Decided: July 12, 2019
Before GREGORY, Chief Judge, and MOTZ and KING, Circuit Judges.
William S. Trivette, WILLIAM S. TRIVETTE, ATTORNEY AT LAW, PLLC, Greensboro, North Carolina, for Appellant. Michael Francis Joseph, Assistant United States Attorney, OFFICE OF THE UNITED STATES ATTORNEY, Greensboro, North Carolina, for Appellee.
Raymond Ronald Jennings appeals the district court’s judgment revoking his supervised release and sentencing him to 13 months’ imprisonment. Jennings’ attorney has filed a brief pursuant to Anders v. California, 386 U.S. 738, 87 S.Ct. 1396, 18 L.Ed.2d 493 (1967), in which he avers that there are no meritorious issues for appeal but questioning the reasonableness of Jennings’ sentence. Jennings has filed a pro se supplemental brief. We affirm.

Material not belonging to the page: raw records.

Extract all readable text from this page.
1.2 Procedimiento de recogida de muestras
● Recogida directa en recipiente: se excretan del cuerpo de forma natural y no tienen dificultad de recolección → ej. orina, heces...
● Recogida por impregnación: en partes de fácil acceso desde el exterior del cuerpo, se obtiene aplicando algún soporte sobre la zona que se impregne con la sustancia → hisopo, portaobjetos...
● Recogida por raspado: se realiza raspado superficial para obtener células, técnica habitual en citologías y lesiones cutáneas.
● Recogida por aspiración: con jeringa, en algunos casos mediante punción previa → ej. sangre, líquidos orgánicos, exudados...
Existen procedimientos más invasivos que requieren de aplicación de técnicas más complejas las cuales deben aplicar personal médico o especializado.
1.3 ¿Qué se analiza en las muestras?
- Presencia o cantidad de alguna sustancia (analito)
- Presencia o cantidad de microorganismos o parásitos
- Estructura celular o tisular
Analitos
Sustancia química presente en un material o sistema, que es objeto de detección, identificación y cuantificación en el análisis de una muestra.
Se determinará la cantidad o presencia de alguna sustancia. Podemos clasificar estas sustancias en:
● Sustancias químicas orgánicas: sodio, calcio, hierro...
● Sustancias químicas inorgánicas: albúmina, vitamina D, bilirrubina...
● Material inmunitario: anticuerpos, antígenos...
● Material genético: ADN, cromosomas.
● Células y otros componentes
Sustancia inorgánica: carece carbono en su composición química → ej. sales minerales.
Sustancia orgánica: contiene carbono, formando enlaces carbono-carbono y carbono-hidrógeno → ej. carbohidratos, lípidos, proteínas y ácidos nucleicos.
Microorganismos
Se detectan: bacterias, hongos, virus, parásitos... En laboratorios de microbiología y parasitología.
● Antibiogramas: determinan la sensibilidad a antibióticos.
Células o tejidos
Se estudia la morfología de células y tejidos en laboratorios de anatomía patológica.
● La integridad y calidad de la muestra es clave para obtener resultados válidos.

“A district court has broad discretion when imposing a sentence upon revocation of supervised release.” United States v. Webb, 738 F.3d 638, 640 (4th Cir. 2013). We “will affirm a revocation sentence if it is within the statutory maximum and is not ‘plainly unreasonable.’ ” Id. (quoting United States v. Crudup, 461 F.3d 433, 438 (4th Cir. 2006)). “When reviewing whether a revocation sentence is plainly unreasonable, we must first determine whether it is unreasonable at all.” United States v. Thompson, 595 F.3d 544, 546 (4th Cir. 2010). A sentence is substantively reasonable if the district court states a proper basis for concluding the defendant should receive the sentence imposed, up to the statutory maximum. Crudup, 461 F.3d at 440. A sentence within the applicable Policy Statement range under Chapter 7 of the Sentencing Guidelines is presumed reasonable. United States v. Padgett, 788 F.3d 370, 373 (4th Cir. 2015). Applying these standards, we readily conclude that Jennings’ within-range, 13-month sentence is neither procedurally nor substantively unreasonable.

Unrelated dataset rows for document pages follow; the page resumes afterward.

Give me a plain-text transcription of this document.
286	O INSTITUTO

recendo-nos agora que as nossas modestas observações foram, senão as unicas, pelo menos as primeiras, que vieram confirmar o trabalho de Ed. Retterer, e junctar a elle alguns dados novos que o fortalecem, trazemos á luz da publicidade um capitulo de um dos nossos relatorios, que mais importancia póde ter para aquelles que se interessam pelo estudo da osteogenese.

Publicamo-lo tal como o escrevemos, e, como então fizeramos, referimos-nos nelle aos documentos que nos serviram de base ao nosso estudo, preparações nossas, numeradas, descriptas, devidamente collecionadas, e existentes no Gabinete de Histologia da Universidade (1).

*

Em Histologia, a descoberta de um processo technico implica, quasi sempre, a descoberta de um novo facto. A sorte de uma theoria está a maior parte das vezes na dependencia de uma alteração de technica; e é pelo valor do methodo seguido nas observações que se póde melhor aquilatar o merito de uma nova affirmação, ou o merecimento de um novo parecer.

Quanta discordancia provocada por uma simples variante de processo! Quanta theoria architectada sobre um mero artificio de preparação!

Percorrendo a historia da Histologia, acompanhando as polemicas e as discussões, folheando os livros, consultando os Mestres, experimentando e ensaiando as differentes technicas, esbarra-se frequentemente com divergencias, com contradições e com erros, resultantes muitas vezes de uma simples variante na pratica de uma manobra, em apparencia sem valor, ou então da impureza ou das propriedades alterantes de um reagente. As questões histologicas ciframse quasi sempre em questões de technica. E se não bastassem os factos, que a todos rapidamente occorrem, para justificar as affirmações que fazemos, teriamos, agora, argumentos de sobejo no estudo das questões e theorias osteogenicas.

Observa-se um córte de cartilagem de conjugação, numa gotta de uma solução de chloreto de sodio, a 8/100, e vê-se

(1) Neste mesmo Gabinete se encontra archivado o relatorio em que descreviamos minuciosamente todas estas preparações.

In accordance with Anders, we have reviewed the entire record in this case and have found no meritorious issues for appeal.* We therefore affirm the district court’s judgment. This court requires that counsel inform Jennings, in writing, of the right to petition the Supreme Court of the United States for further review. If Jennings requests that such a petition be filed, but counsel believes that such a petition would be frivolous, then counsel may move in this court for leave to withdraw from representation. Counsel’s motion must state that a copy thereof was served on Jennings. We dispense with oral argument because the facts and legal contentions are adequately presented in the materials before this court and argument would not aid the decisional process.
FOOTNOTE. We have considered the issues Jennings raises in his pro se supplemental brief and find that he is not entitled to relief on those claims.
Affirmed by unpublished per curiam opinion.
Unpublished opinions are not binding precedent in this circuit.